Results: The experimental amount of exosomes was successfully obtained, and the morphology was observed by transmission electron microscope. The exosomes were round or oval membranous vesicles with uniform size, and the edges were clearly visible. The TSG101, CD63, and CD9 proteins were highly expressed on the exosome membrane surface by western-blot. A DCD rat kidney transplantation model was successfully established. The expression levels of IL-12, IL-2, IFN-γ, and TNF-α in the serum of each group were increased to varying degrees from the 3rd day after operation. On the 3rd and 7th days, the levels of IL-12, IL-2, IFN-γ, and TNF-α in the 100 μg exosome infusion group were significantly lower than those in the 10 μg, 50 μg and PBS groups (P<0.05), and the expression level of IL-10 in the 100 μg exosome infusion group was significantly higher than 10μg, 50μg and PBS groups (P<0.05). On the 28th day, the expression level of IL-10 in the 100 μg exosome infusion group was significantly higher than other groups (P<0.01).
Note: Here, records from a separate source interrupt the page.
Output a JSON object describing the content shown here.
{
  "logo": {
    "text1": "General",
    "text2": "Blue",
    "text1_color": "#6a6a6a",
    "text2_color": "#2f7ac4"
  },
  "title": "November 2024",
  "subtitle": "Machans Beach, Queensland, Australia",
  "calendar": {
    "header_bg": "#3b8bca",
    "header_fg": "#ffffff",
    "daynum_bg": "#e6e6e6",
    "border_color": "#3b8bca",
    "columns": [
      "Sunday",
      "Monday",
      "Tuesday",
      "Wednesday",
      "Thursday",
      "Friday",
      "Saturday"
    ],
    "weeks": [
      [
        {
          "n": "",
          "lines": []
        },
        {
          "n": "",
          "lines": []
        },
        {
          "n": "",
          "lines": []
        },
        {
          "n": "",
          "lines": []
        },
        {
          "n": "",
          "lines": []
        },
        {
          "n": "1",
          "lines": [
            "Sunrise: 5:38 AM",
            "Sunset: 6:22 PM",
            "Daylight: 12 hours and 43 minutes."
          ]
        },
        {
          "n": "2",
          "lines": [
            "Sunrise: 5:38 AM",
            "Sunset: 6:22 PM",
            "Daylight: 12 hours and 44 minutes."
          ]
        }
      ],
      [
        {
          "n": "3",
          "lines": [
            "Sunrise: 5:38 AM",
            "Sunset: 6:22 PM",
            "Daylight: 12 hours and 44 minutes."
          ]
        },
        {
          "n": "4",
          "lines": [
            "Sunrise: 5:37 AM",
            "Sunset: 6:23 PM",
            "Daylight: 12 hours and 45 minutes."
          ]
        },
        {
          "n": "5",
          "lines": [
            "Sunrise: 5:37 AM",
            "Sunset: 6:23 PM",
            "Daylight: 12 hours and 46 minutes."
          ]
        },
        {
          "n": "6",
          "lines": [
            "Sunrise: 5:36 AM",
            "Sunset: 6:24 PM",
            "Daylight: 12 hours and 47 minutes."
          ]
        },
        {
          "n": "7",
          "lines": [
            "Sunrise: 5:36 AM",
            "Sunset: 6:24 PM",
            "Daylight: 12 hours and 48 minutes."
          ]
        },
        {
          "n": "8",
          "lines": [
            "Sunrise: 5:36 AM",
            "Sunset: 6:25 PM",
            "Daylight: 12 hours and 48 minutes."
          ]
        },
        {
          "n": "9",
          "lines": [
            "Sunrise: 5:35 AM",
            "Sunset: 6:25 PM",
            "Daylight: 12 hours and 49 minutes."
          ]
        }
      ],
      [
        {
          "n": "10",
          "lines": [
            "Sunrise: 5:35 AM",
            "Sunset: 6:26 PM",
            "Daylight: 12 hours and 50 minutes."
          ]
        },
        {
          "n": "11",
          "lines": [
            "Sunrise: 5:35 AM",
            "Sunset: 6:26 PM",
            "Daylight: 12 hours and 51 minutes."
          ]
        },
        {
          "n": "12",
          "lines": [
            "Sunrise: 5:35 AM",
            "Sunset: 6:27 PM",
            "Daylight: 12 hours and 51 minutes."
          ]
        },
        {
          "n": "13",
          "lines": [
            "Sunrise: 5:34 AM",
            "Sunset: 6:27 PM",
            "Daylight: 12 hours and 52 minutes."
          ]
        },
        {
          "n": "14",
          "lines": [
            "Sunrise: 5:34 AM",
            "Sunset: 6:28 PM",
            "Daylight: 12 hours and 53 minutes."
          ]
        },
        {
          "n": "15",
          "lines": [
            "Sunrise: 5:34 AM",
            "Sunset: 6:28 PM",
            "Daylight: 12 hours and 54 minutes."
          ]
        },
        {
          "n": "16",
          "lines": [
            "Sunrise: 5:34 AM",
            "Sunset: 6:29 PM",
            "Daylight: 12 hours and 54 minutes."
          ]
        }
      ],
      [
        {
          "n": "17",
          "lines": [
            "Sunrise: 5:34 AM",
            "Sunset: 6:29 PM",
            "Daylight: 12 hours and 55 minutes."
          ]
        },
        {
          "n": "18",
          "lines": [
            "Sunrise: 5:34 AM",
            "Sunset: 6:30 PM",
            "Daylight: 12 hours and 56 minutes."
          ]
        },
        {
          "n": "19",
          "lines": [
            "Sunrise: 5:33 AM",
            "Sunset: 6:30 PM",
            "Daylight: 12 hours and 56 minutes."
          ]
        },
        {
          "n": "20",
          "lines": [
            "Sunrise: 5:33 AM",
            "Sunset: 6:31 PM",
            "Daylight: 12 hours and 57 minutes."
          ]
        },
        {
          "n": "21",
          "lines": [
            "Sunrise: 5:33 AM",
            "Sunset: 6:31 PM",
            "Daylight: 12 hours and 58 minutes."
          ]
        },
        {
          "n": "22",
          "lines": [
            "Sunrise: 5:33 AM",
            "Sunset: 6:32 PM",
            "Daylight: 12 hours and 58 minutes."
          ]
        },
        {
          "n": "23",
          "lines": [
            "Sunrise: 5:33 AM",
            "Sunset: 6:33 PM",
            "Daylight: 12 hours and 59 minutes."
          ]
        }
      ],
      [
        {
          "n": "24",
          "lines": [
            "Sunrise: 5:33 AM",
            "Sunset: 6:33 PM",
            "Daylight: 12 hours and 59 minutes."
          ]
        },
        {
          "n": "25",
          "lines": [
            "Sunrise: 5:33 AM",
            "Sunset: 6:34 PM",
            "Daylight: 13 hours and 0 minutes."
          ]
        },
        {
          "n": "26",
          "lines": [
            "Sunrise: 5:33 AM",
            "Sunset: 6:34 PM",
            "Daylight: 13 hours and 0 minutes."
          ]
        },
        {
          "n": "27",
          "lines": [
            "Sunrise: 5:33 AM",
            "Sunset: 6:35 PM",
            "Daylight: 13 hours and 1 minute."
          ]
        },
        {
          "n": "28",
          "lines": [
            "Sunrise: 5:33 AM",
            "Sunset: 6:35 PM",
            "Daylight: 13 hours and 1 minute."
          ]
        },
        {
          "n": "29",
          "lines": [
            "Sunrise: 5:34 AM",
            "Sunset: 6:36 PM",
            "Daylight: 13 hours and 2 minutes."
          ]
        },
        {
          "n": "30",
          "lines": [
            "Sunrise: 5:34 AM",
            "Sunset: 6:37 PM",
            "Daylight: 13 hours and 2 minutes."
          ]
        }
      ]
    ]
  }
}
Compared with other groups, the CD4+CD25+Tregs and CD4+CD25+Foxp3+Tregs accounted for the highest proportion of CD4+T cells in the spleen of the 100μg infusion group (P<0.05). On the 28th day, the expression level of Foxp3 mRNA in the 100 μg infusion group was significantly higher than that in the 50 μg group (P<0.05). The stainings of PCNA, HE and Tunel showed that SD rats infused with 100μg exosomes could significantly reduce the pathological damage, inflammatory response and apoptosis of renal tubular epithelial cells in the transplanted kidney, promote the proliferation of renal tubular epithelial cells, and have a protective effect on IRI kidney. On the 28th day, the expression of CD4+CD25+Foxp3+Tregs cells in the transplanted kidney tissue was significantly increased, which further promoted the differentiation of macrophages into the immunomodulatory M2 subset.

Conclusions: The infusion of iPS-derived high-dose exosomes is involved in the protection of the DCD kidney transplant during IRI process, and alleviates the acute and chronic injury of the DCD kidney transplant, and promotes the formation of the local immunosuppressive microenvironment in the DCD kidney transplantation.